ArtsLav was an arts venue located at Kennington Cross in Kennington, London, England. It started life as an underground Victorian gentlemen's public lavatory. It is now a listed and restored Kennington landmark used as a community arts facility, Artslav. Engineered by B. Finch and Co. in 1898. It went out of commission in 1988 during a period of public convenience closures in Lambeth.

Original features included marble urinals, three cubicles, a glass water tank, a mosaic floor from the 1960s, an attendant's booth, a ventilator shaft and horse trough.

==History==

Charlie Chaplin is thought to have used the lavatory during his childhood, and writes about sitting nearby when locked out of his home.

The lavatory was featured on Disappearing London in January 2006, an ITV programme that highlighted endangered London landmarks. After campaigning, led by Celia Stothard a local resident, and extensive fundraising, fundamental repairs were carried out with electricity and water being re-installed in 2013.

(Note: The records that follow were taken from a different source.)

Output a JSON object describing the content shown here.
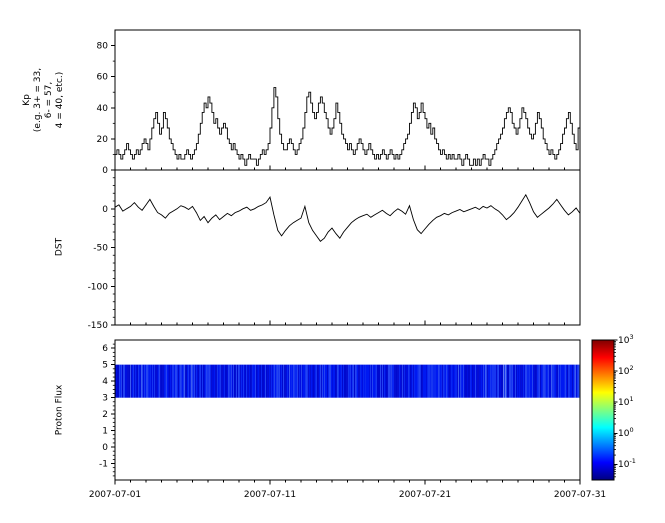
{
  "figure": {
    "background": "#ffffff",
    "x_axis": {
      "range_days": [
        0,
        30
      ],
      "tick_days": [
        0,
        10,
        20,
        30
      ],
      "tick_labels": [
        "2007-07-01",
        "2007-07-11",
        "2007-07-21",
        "2007-07-31"
      ],
      "minor_tick_every_days": 1
    },
    "colors": {
      "line": "#000000",
      "frame": "#000000",
      "band_blue": "#0016e0"
    }
  },
  "chart_data": [
    {
      "id": "kp",
      "type": "line",
      "line_style": "step",
      "ylabel_lines": [
        "Kp",
        "(e.g. 3+ = 33,",
        "6- = 57,",
        "4 = 40, etc.)"
      ],
      "ylim": [
        0,
        90
      ],
      "yticks": [
        0,
        20,
        40,
        60,
        80
      ],
      "y_minor_step": 10,
      "start_date": "2007-07-01",
      "points_per_day": 8,
      "values": [
        10,
        13,
        10,
        7,
        10,
        13,
        17,
        13,
        10,
        7,
        10,
        13,
        10,
        13,
        17,
        20,
        17,
        13,
        20,
        27,
        33,
        37,
        30,
        23,
        27,
        37,
        33,
        27,
        20,
        17,
        13,
        10,
        7,
        10,
        7,
        7,
        10,
        13,
        10,
        7,
        10,
        13,
        17,
        23,
        30,
        37,
        43,
        40,
        47,
        43,
        37,
        30,
        33,
        27,
        23,
        27,
        30,
        27,
        20,
        17,
        13,
        17,
        13,
        10,
        7,
        10,
        7,
        3,
        7,
        10,
        7,
        7,
        7,
        3,
        7,
        10,
        13,
        10,
        13,
        17,
        27,
        40,
        53,
        47,
        33,
        23,
        17,
        13,
        13,
        17,
        20,
        17,
        13,
        10,
        13,
        17,
        20,
        27,
        37,
        47,
        50,
        43,
        37,
        33,
        37,
        43,
        47,
        43,
        37,
        33,
        27,
        23,
        27,
        33,
        43,
        37,
        30,
        23,
        20,
        17,
        13,
        17,
        13,
        10,
        13,
        17,
        20,
        17,
        13,
        10,
        13,
        17,
        13,
        10,
        7,
        10,
        7,
        10,
        13,
        10,
        7,
        10,
        13,
        10,
        7,
        10,
        7,
        10,
        13,
        17,
        20,
        23,
        30,
        37,
        43,
        40,
        33,
        37,
        43,
        37,
        33,
        27,
        30,
        23,
        27,
        20,
        17,
        13,
        10,
        13,
        10,
        7,
        10,
        7,
        10,
        7,
        7,
        10,
        7,
        3,
        7,
        10,
        7,
        3,
        3,
        7,
        3,
        7,
        3,
        7,
        10,
        7,
        7,
        3,
        7,
        10,
        13,
        17,
        20,
        23,
        27,
        33,
        37,
        40,
        37,
        30,
        27,
        23,
        27,
        33,
        40,
        37,
        33,
        27,
        23,
        20,
        23,
        30,
        37,
        33,
        27,
        20,
        17,
        13,
        10,
        13,
        10,
        7,
        10,
        13,
        17,
        23,
        27,
        33,
        37,
        30,
        23,
        17,
        13,
        27,
        33,
        27,
        23,
        17,
        13,
        10,
        13,
        17
      ]
    },
    {
      "id": "dst",
      "type": "line",
      "line_style": "linear",
      "ylabel": "DST",
      "ylim": [
        -150,
        50
      ],
      "yticks": [
        0,
        -50,
        -100,
        -150
      ],
      "y_minor_step": 10,
      "start_date": "2007-07-01",
      "points_per_day": 4,
      "values": [
        2,
        5,
        -3,
        0,
        3,
        8,
        2,
        -2,
        5,
        12,
        3,
        -5,
        -8,
        -12,
        -6,
        -3,
        0,
        4,
        2,
        -1,
        3,
        -5,
        -15,
        -10,
        -18,
        -12,
        -8,
        -14,
        -10,
        -6,
        -9,
        -5,
        -3,
        0,
        2,
        -2,
        0,
        3,
        5,
        8,
        15,
        -8,
        -28,
        -35,
        -28,
        -22,
        -18,
        -15,
        -12,
        3,
        -18,
        -28,
        -35,
        -42,
        -38,
        -30,
        -25,
        -32,
        -38,
        -30,
        -24,
        -18,
        -14,
        -11,
        -9,
        -7,
        -11,
        -8,
        -5,
        -2,
        -6,
        -9,
        -4,
        0,
        -3,
        -7,
        4,
        -14,
        -27,
        -32,
        -26,
        -20,
        -15,
        -11,
        -9,
        -6,
        -8,
        -5,
        -3,
        -1,
        -4,
        -2,
        0,
        2,
        -1,
        3,
        1,
        4,
        0,
        -3,
        -8,
        -14,
        -10,
        -5,
        2,
        10,
        18,
        8,
        -4,
        -11,
        -7,
        -3,
        1,
        6,
        12,
        5,
        -2,
        -8,
        -4,
        1,
        -6,
        -9,
        -4,
        -1
      ]
    },
    {
      "id": "proton_flux",
      "type": "heatmap",
      "ylabel": "Proton Flux",
      "ylim": [
        -2,
        6.5
      ],
      "yticks": [
        -1,
        0,
        1,
        2,
        3,
        4,
        5,
        6
      ],
      "y_minor_step": 0.25,
      "band": {
        "y_from": 3,
        "y_to": 5,
        "base_color": "#0016e0",
        "description": "continuous blue spectrogram band spanning full time range, flux ~0.1-1"
      },
      "colorbar": {
        "scale": "log",
        "exp_range": [
          -1.5,
          3
        ],
        "colormap": "jet",
        "tick_exponents": [
          3,
          2,
          1,
          0,
          -1
        ],
        "ticks": [
          {
            "base": "10",
            "exp": "3"
          },
          {
            "base": "10",
            "exp": "2"
          },
          {
            "base": "10",
            "exp": "1"
          },
          {
            "base": "10",
            "exp": "0"
          },
          {
            "base": "10",
            "exp": "-1"
          }
        ]
      }
    }
  ]
}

From 2013 until 2017, it functioned as a local community arts centre and a base for community employment projects. It became a Community Interest Company run by local residents and artists.

In 2018, the local authority leased the structure to a commercial wine bar group, Bermondsey Arts Club.

==Features==

In 2001, Lambeth Council described it as containing the following features of architectural and historical interest:
- A fine stone cattle trough erected by the Metropolitan Drinking Trough Association in the 19th century (c.1880) – supported on four sturdy stone pillars.
- Elegant black painted cast iron railings enclosing the stairway down to the former public lavatory beneath.
- An imposing ventilation pipe over 6 meters in height – also of cast iron, mounted on a substantial black painted metal plinth.

It has been Grade II listed since October 2001.